Central to Trumpism is the inordinate unethical role of family at the center of power. The White House is treated as a family corporation where the president is the CEO and his children occupying positions straddling government and private business. Primus inter pares are daughter Ivanka and her husband Jared. These two were given responsibility and authority beyond their competence, continuing to dabble in their family enterprise while assuming high government posts. It is to the great chagrin of observers of US politics that a blatant display of nepotism with all its implications for rent-seeking are tolerated and even sanctioned by the Republican party of Trump.

Akin to a corporate structure, the appointed personnel populating the center of power, cabinet posts, presidential advisers, consultants, etc., are presidential alter egos invariably subject to his impulses, inclusive of his flaws and are simply absorbed by these sycophants.

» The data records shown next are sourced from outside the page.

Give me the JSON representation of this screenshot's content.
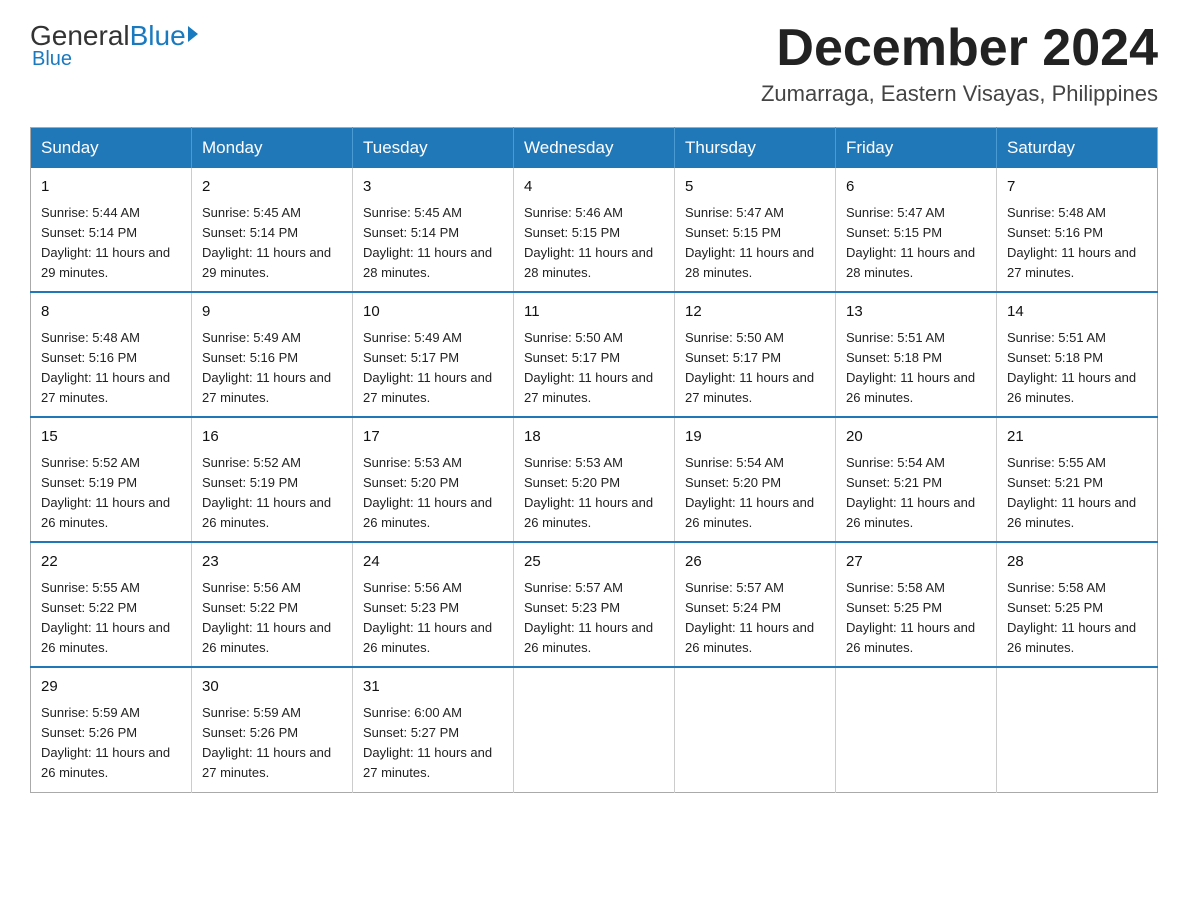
{
  "header": {
    "logo_general": "General",
    "logo_blue": "Blue",
    "month_title": "December 2024",
    "location": "Zumarraga, Eastern Visayas, Philippines"
  },
  "weekdays": [
    "Sunday",
    "Monday",
    "Tuesday",
    "Wednesday",
    "Thursday",
    "Friday",
    "Saturday"
  ],
  "weeks": [
    [
      {
        "day": "1",
        "sunrise": "5:44 AM",
        "sunset": "5:14 PM",
        "daylight": "11 hours and 29 minutes."
      },
      {
        "day": "2",
        "sunrise": "5:45 AM",
        "sunset": "5:14 PM",
        "daylight": "11 hours and 29 minutes."
      },
      {
        "day": "3",
        "sunrise": "5:45 AM",
        "sunset": "5:14 PM",
        "daylight": "11 hours and 28 minutes."
      },
      {
        "day": "4",
        "sunrise": "5:46 AM",
        "sunset": "5:15 PM",
        "daylight": "11 hours and 28 minutes."
      },
      {
        "day": "5",
        "sunrise": "5:47 AM",
        "sunset": "5:15 PM",
        "daylight": "11 hours and 28 minutes."
      },
      {
        "day": "6",
        "sunrise": "5:47 AM",
        "sunset": "5:15 PM",
        "daylight": "11 hours and 28 minutes."
      },
      {
        "day": "7",
        "sunrise": "5:48 AM",
        "sunset": "5:16 PM",
        "daylight": "11 hours and 27 minutes."
      }
    ],
    [
      {
        "day": "8",
        "sunrise": "5:48 AM",
        "sunset": "5:16 PM",
        "daylight": "11 hours and 27 minutes."
      },
      {
        "day": "9",
        "sunrise": "5:49 AM",
        "sunset": "5:16 PM",
        "daylight": "11 hours and 27 minutes."
      },
      {
        "day": "10",
        "sunrise": "5:49 AM",
        "sunset": "5:17 PM",
        "daylight": "11 hours and 27 minutes."
      },
      {
        "day": "11",
        "sunrise": "5:50 AM",
        "sunset": "5:17 PM",
        "daylight": "11 hours and 27 minutes."
      },
      {
        "day": "12",
        "sunrise": "5:50 AM",
        "sunset": "5:17 PM",
        "daylight": "11 hours and 27 minutes."
      },
      {
        "day": "13",
        "sunrise": "5:51 AM",
        "sunset": "5:18 PM",
        "daylight": "11 hours and 26 minutes."
      },
      {
        "day": "14",
        "sunrise": "5:51 AM",
        "sunset": "5:18 PM",
        "daylight": "11 hours and 26 minutes."
      }
    ],
    [
      {
        "day": "15",
        "sunrise": "5:52 AM",
        "sunset": "5:19 PM",
        "daylight": "11 hours and 26 minutes."
      },
      {
        "day": "16",
        "sunrise": "5:52 AM",
        "sunset": "5:19 PM",
        "daylight": "11 hours and 26 minutes."
      },
      {
        "day": "17",
        "sunrise": "5:53 AM",
        "sunset": "5:20 PM",
        "daylight": "11 hours and 26 minutes."
      },
      {
        "day": "18",
        "sunrise": "5:53 AM",
        "sunset": "5:20 PM",
        "daylight": "11 hours and 26 minutes."
      },
      {
        "day": "19",
        "sunrise": "5:54 AM",
        "sunset": "5:20 PM",
        "daylight": "11 hours and 26 minutes."
      },
      {
        "day": "20",
        "sunrise": "5:54 AM",
        "sunset": "5:21 PM",
        "daylight": "11 hours and 26 minutes."
      },
      {
        "day": "21",
        "sunrise": "5:55 AM",
        "sunset": "5:21 PM",
        "daylight": "11 hours and 26 minutes."
      }
    ],
    [
      {
        "day": "22",
        "sunrise": "5:55 AM",
        "sunset": "5:22 PM",
        "daylight": "11 hours and 26 minutes."
      },
      {
        "day": "23",
        "sunrise": "5:56 AM",
        "sunset": "5:22 PM",
        "daylight": "11 hours and 26 minutes."
      },
      {
        "day": "24",
        "sunrise": "5:56 AM",
        "sunset": "5:23 PM",
        "daylight": "11 hours and 26 minutes."
      },
      {
        "day": "25",
        "sunrise": "5:57 AM",
        "sunset": "5:23 PM",
        "daylight": "11 hours and 26 minutes."
      },
      {
        "day": "26",
        "sunrise": "5:57 AM",
        "sunset": "5:24 PM",
        "daylight": "11 hours and 26 minutes."
      },
      {
        "day": "27",
        "sunrise": "5:58 AM",
        "sunset": "5:25 PM",
        "daylight": "11 hours and 26 minutes."
      },
      {
        "day": "28",
        "sunrise": "5:58 AM",
        "sunset": "5:25 PM",
        "daylight": "11 hours and 26 minutes."
      }
    ],
    [
      {
        "day": "29",
        "sunrise": "5:59 AM",
        "sunset": "5:26 PM",
        "daylight": "11 hours and 26 minutes."
      },
      {
        "day": "30",
        "sunrise": "5:59 AM",
        "sunset": "5:26 PM",
        "daylight": "11 hours and 27 minutes."
      },
      {
        "day": "31",
        "sunrise": "6:00 AM",
        "sunset": "5:27 PM",
        "daylight": "11 hours and 27 minutes."
      },
      null,
      null,
      null,
      null
    ]
  ]
}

Those that are defiant may find themselves outside the sphere of influence. So far this has resulted in close to 30 of the president’s men and women and simple “gofers” fired, some on a whim and others indicted or languishing in prison.

But the greater damage this dysfunctional cabal’s four-year fling with governance is that on America’s cherished political institutions. The separation of powers between the branches of government — one of the bedrocks of its democracy, providing for checks and balances — has been upended by Trump’s total dominance of the upper house. He has no compunction to bend the Senate to his will. What is tragic is oftentimes its acquiescence, as in the hypocritically hasty Senate confirmation of Amy Barrett to the US Supreme Court. Critical election disputes before the bar could be tilted in Trump’s favor.

Racism and bigotry
Racism and bigotry are Trump’s legacy after four years. From the very first day when he decided to run for president, he has signaled his intentions by playing to the fears of a small but loud segment of the American populace, one that could be described as WASP — “White Anglo-Saxon Protestants” — a quaint description of the once dominant upper-class with a disproportionate economic and political influence in American society. Popularized in the 1960s, particularly during the civil rights movements, this profile may no longer be exactly applicable with the drastic change in the country’s demographics. But in the wake of his Black American predecessor, he singularly revived immigration issues and by inference the racial divide with his promise to “build a wall — and Mexico will pay for it.”

This highly racist opening gambit was followed by his election promise to ban the entry of Muslims.

Trump’s racism and bigotry (R&B) often surfaces in his bold irresponsible pronouncements consistently throughout his administration as with his praise for a white nationalist violent rally in Charlottesville, Virginia in 2017 with his infamous phrase about “very fine people” on both sides. And in January 2018, the African Union demanded an apology when he described people from Haiti and El Salvador as being from “shithole” nations, asking why America can’t have more immigrants from (white) Norway.

The year 2016 was meant to usher in a paradigm shift rejecting “politics as usual and draining the swamp” by installing a non-politician maverick businessman. Instead a political Frankenstein was created resurrecting long dormant prejudices from the fringes, now espoused as a political ideology. Whoever wins this current and future US elections will have to contend with this aberration as a permanent fixture. America is condemned to pay for this failed experiment.